Мальчик из трамвая. О силе надежды в страшные времена — страница 5 из 17

— Папа… — разговор продолжается.

— Старый?

— Нет, новый. Старый-то помер, а мертвые живым не подмога.

Слово «папа» заставляет меня вспомнить одну историю, которую рассказала Лиа, соседка сверху, она вечерами приходит погреться у нашей печурки. Однажды священник зашел в лавку к еврейке, а та дала ему зонтик укрыться от дождя. Священник сказал, что он здесь проездом и не знает, когда сможет его вернуть. «Вернете, когда станете папой», — ответила та, имея в виду, что дарит ему зонтик. Священник ушел, и хозяйка лавки о нем позабыла. Много лет спустя она получила письмо из Ватикана. «Какое дело Ватикану до меня?» — недоумевала еврейка. Когда ей все объяснили, та не поверила своим ушам. Оказывается, священник и правда стал папой и теперь хотел вернуть ей зонтик. «Как звали того папу?» — спросил я у Лии однажды. «Папа Сикст», — ответила она. Так я понял, что это просто история и Лиа все выдумала. Последний папа Сикст жил в Риме четыреста лет назад.

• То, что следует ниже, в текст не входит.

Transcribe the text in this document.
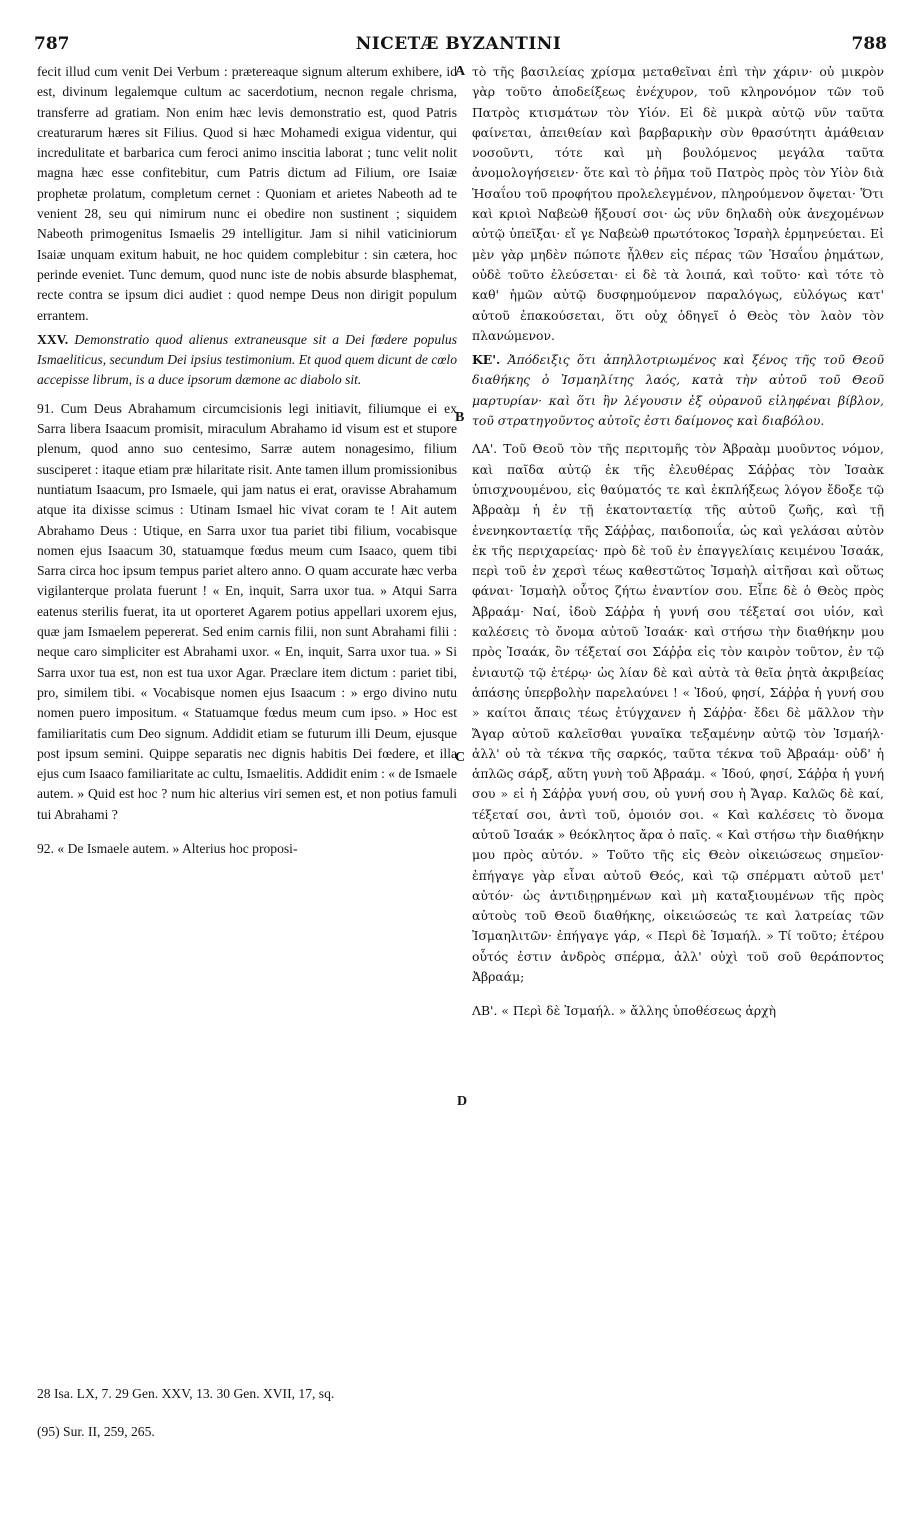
787	NICETÆ BYZANTINI	788
A
B
C
D

fecit illud cum venit Dei Verbum : prætereaque signum alterum exhibere, id est, divinum legalemque cultum ac sacerdotium, necnon regale chrisma, transferre ad gratiam. Non enim hæc levis demonstratio est, quod Patris creaturarum hæres sit Filius. Quod si hæc Mohamedi exigua videntur, qui incredulitate et barbarica cum feroci animo inscitia laborat ; tunc velit nolit magna hæc esse confitebitur, cum Patris dictum ad Filium, ore Isaiæ prophetæ prolatum, completum cernet : Quoniam et arietes Nabeoth ad te venient 28, seu qui nimirum nunc ei obedire non sustinent ; siquidem Nabeoth primogenitus Ismaelis 29 intelligitur. Jam si nihil vaticiniorum Isaiæ unquam exitum habuit, ne hoc quidem complebitur : sin cætera, hoc perinde eveniet. Tunc demum, quod nunc iste de nobis absurde blasphemat, recte contra se ipsum dici audiet : quod nempe Deus non dirigit populum errantem.

XXV. Demonstratio quod alienus extraneusque sit a Dei fœdere populus Ismaeliticus, secundum Dei ipsius testimonium. Et quod quem dicunt de cœlo accepisse librum, is a duce ipsorum dæmone ac diabolo sit.

91. Cum Deus Abrahamum circumcisionis legi initiavit, filiumque ei ex Sarra libera Isaacum promisit, miraculum Abrahamo id visum est et stupore plenum, quod anno suo centesimo, Sarræ autem nonagesimo, filium susciperet : itaque etiam præ hilaritate risit. Ante tamen illum promissionibus nuntiatum Isaacum, pro Ismaele, qui jam natus ei erat, oravisse Abrahamum atque ita dixisse scimus : Utinam Ismael hic vivat coram te ! Ait autem Abrahamo Deus : Utique, en Sarra uxor tua pariet tibi filium, vocabisque nomen ejus Isaacum 30, statuamque fœdus meum cum Isaaco, quem tibi Sarra circa hoc ipsum tempus pariet altero anno. O quam accurate hæc verba vigilanterque prolata fuerunt ! « En, inquit, Sarra uxor tua. » Atqui Sarra eatenus sterilis fuerat, ita ut oporteret Agarem potius appellari uxorem ejus, quæ jam Ismaelem pepererat. Sed enim carnis filii, non sunt Abrahami filii : neque caro simpliciter est Abrahami uxor. « En, inquit, Sarra uxor tua. » Si Sarra uxor tua est, non est tua uxor Agar. Præclare item dictum : pariet tibi, pro, similem tibi. « Vocabisque nomen ejus Isaacum : » ergo divino nutu nomen puero impositum. « Statuamque fœdus meum cum ipso. » Hoc est familiaritatis cum Deo signum. Addidit etiam se futurum illi Deum, ejusque post ipsum semini. Quippe separatis nec dignis habitis Dei fœdere, et illa ejus cum Isaaco familiaritate ac cultu, Ismaelitis. Addidit enim : « de Ismaele autem. » Quid est hoc ? num hic alterius viri semen est, et non potius famuli tui Abrahami ?

92. « De Ismaele autem. » Alterius hoc proposi-

τὸ τῆς βασιλείας χρίσμα μεταθεῖναι ἐπὶ τὴν χάριν· οὐ μικρὸν γὰρ τοῦτο ἀποδείξεως ἐνέχυρον, τοῦ κληρονόμον τῶν τοῦ Πατρὸς κτισμάτων τὸν Υἱόν. Εἰ δὲ μικρὰ αὐτῷ νῦν ταῦτα φαίνεται, ἀπειθείαν καὶ βαρβαρικὴν σὺν θρασύτητι ἀμάθειαν νοσοῦντι, τότε καὶ μὴ βουλόμενος μεγάλα ταῦτα ἀνομολογήσειεν· ὅτε καὶ τὸ ῥῆμα τοῦ Πατρὸς πρὸς τὸν Υἱὸν διὰ Ἡσαΐου τοῦ προφήτου προλελεγμένον, πληρούμενον ὄψεται· Ὅτι καὶ κριοὶ Ναβεὼθ ἥξουσί σοι· ὡς νῦν δηλαδὴ οὐκ ἀνεχομένων αὐτῷ ὑπεῖξαι· εἴ γε Ναβεὼθ πρωτότοκος Ἰσραὴλ ἑρμηνεύεται. Εἰ μὲν γὰρ μηδὲν πώποτε ἦλθεν εἰς πέρας τῶν Ἡσαΐου ῥημάτων, οὐδὲ τοῦτο ἐλεύσεται· εἰ δὲ τὰ λοιπά, καὶ τοῦτο· καὶ τότε τὸ καθ' ἡμῶν αὐτῷ δυσφημούμενον παραλόγως, εὐλόγως κατ' αὐτοῦ ἐπακούσεται, ὅτι οὐχ ὁδηγεῖ ὁ Θεὸς τὸν λαὸν τὸν πλανώμενον.

ΚΕ'. Ἀπόδειξις ὅτι ἀπηλλοτριωμένος καὶ ξένος τῆς τοῦ Θεοῦ διαθήκης ὁ Ἰσμαηλίτης λαός, κατὰ τὴν αὐτοῦ τοῦ Θεοῦ μαρτυρίαν· καὶ ὅτι ἣν λέγουσιν ἐξ οὐρανοῦ εἰληφέναι βίβλον, τοῦ στρατηγοῦντος αὐτοῖς ἐστι δαίμονος καὶ διαβόλου.

ΛΑ'. Τοῦ Θεοῦ τὸν τῆς περιτομῆς τὸν Ἀβραὰμ μυοῦντος νόμον, καὶ παῖδα αὐτῷ ἐκ τῆς ἐλευθέρας Σάῤῥας τὸν Ἰσαὰκ ὑπισχνουμένου, εἰς θαύματός τε καὶ ἐκπλήξεως λόγον ἔδοξε τῷ Ἀβραὰμ ἡ ἐν τῇ ἑκατονταετίᾳ τῆς αὐτοῦ ζωῆς, καὶ τῇ ἐνενηκονταετίᾳ τῆς Σάῤῥας, παιδοποιΐα, ὡς καὶ γελάσαι αὐτὸν ἐκ τῆς περιχαρείας· πρὸ δὲ τοῦ ἐν ἐπαγγελίαις κειμένου Ἰσαάκ, περὶ τοῦ ἐν χερσὶ τέως καθεστῶτος Ἰσμαὴλ αἰτῆσαι καὶ οὕτως φάναι· Ἰσμαὴλ οὗτος ζήτω ἐναντίον σου. Εἶπε δὲ ὁ Θεὸς πρὸς Ἀβραάμ· Ναί, ἰδοὺ Σάῤῥα ἡ γυνή σου τέξεταί σοι υἱόν, καὶ καλέσεις τὸ ὄνομα αὐτοῦ Ἰσαάκ· καὶ στήσω τὴν διαθήκην μου πρὸς Ἰσαάκ, ὃν τέξεταί σοι Σάῤῥα εἰς τὸν καιρὸν τοῦτον, ἐν τῷ ἐνιαυτῷ τῷ ἑτέρῳ· ὡς λίαν δὲ καὶ αὐτὰ τὰ θεῖα ῥητὰ ἀκριβείας ἁπάσης ὑπερβολὴν παρελαύνει ! « Ἰδού, φησί, Σάῤῥα ἡ γυνή σου » καίτοι ἄπαις τέως ἐτύγχανεν ἡ Σάῤῥα· ἔδει δὲ μᾶλλον τὴν Ἄγαρ αὐτοῦ καλεῖσθαι γυναῖκα τεξαμένην αὐτῷ τὸν Ἰσμαήλ· ἀλλ' οὐ τὰ τέκνα τῆς σαρκός, ταῦτα τέκνα τοῦ Ἀβραάμ· οὐδ' ἡ ἁπλῶς σάρξ, αὕτη γυνὴ τοῦ Ἀβραάμ. « Ἰδού, φησί, Σάῤῥα ἡ γυνή σου » εἰ ἡ Σάῤῥα γυνή σου, οὐ γυνή σου ἡ Ἄγαρ. Καλῶς δὲ καί, τέξεταί σοι, ἀντὶ τοῦ, ὁμοιόν σοι. « Καὶ καλέσεις τὸ ὄνομα αὐτοῦ Ἰσαάκ » θεόκλητος ἄρα ὁ παῖς. « Καὶ στήσω τὴν διαθήκην μου πρὸς αὐτόν. » Τοῦτο τῆς εἰς Θεὸν οἰκειώσεως σημεῖον· ἐπήγαγε γὰρ εἶναι αὐτοῦ Θεός, καὶ τῷ σπέρματι αὐτοῦ μετ' αὐτόν· ὡς ἀντιδιῃρημένων καὶ μὴ καταξιουμένων τῆς πρὸς αὐτοὺς τοῦ Θεοῦ διαθήκης, οἰκειώσεώς τε καὶ λατρείας τῶν Ἰσμαηλιτῶν· ἐπήγαγε γάρ, « Περὶ δὲ Ἰσμαήλ. » Τί τοῦτο; ἑτέρου οὗτός ἐστιν ἀνδρὸς σπέρμα, ἀλλ' οὐχὶ τοῦ σοῦ θεράποντος Ἀβραάμ;

ΛΒ'. « Περὶ δὲ Ἰσμαήλ. » ἄλλης ὑποθέσεως ἀρχὴ

28 Isa. LX, 7. 29 Gen. XXV, 13. 30 Gen. XVII, 17, sq.
(95) Sur. II, 259, 265.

Спорщики вышли, и в трамвае снова все стихло.

Сердце у меня разрывается. Если облавы идут по всему Риму, значит, солдаты заходят в каждый дом, вытаскивают людей из кроватей, шкафов, чуланов, даже из баков для воды, где тоже иногда прячутся. «Они всех увозят», — сказал тот тип. Всех… Как будто мы преступники и убийцы, каждого из которых непременно надо посадить, иначе они устроят невесть что. Я не могу сдержаться и всхлипываю, пытаясь выдать это за кашель.

Кондуктор смотрит на меня. Я качаю головой, мол, все в порядке.

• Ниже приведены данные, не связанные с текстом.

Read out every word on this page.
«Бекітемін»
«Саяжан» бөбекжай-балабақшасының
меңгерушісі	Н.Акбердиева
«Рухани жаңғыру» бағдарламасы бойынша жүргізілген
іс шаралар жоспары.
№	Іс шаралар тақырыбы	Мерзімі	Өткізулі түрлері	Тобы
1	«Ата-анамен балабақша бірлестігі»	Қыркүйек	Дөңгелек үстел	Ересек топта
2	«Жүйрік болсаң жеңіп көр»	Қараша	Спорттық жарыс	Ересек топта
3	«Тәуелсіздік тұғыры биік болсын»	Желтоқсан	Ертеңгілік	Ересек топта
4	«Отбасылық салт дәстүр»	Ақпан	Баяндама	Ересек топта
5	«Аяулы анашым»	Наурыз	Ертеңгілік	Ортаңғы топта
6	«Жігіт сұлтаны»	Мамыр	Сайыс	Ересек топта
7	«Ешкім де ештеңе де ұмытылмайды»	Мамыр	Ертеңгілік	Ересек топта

К нам вот солдаты не приходили. Никто не выбивал двери, никто не пожаловал за нами. А может, и приходили. Вдруг это случилось после того, как я убежал? Вдруг это происходит сейчас? Что, если Нандо, Бетта, Джоэле, Бениамино и Джемма в кузове грузовика, а в нашей квартире разгром? Или они все еще там, дома, в безопасности?

Сердитый женский голос прерывает молчание:

— Гонения уж точно начались не сегодня. У евреев отобрали права еще в тридцать восьмом, когда ввели закон о защите расы[18]. Как по-вашему, человек, у которого нет прав, остается человеком?

Все молчат.

— Так я вам скажу, — продолжает тот же голос, — с человеком без прав каждый может сделать все что угодно.

Я оборачиваюсь: это красивая девушка с темными глазами и волосами. Вид у нее воинственный. Мужчина рядом уговаривает ее помолчать, такие речи слишком опасны. Но ей наплевать. Она продолжает говорить. Люди смотрят на нее с изумлением. Совсем с ума сошла, раз ей нравится так рисковать.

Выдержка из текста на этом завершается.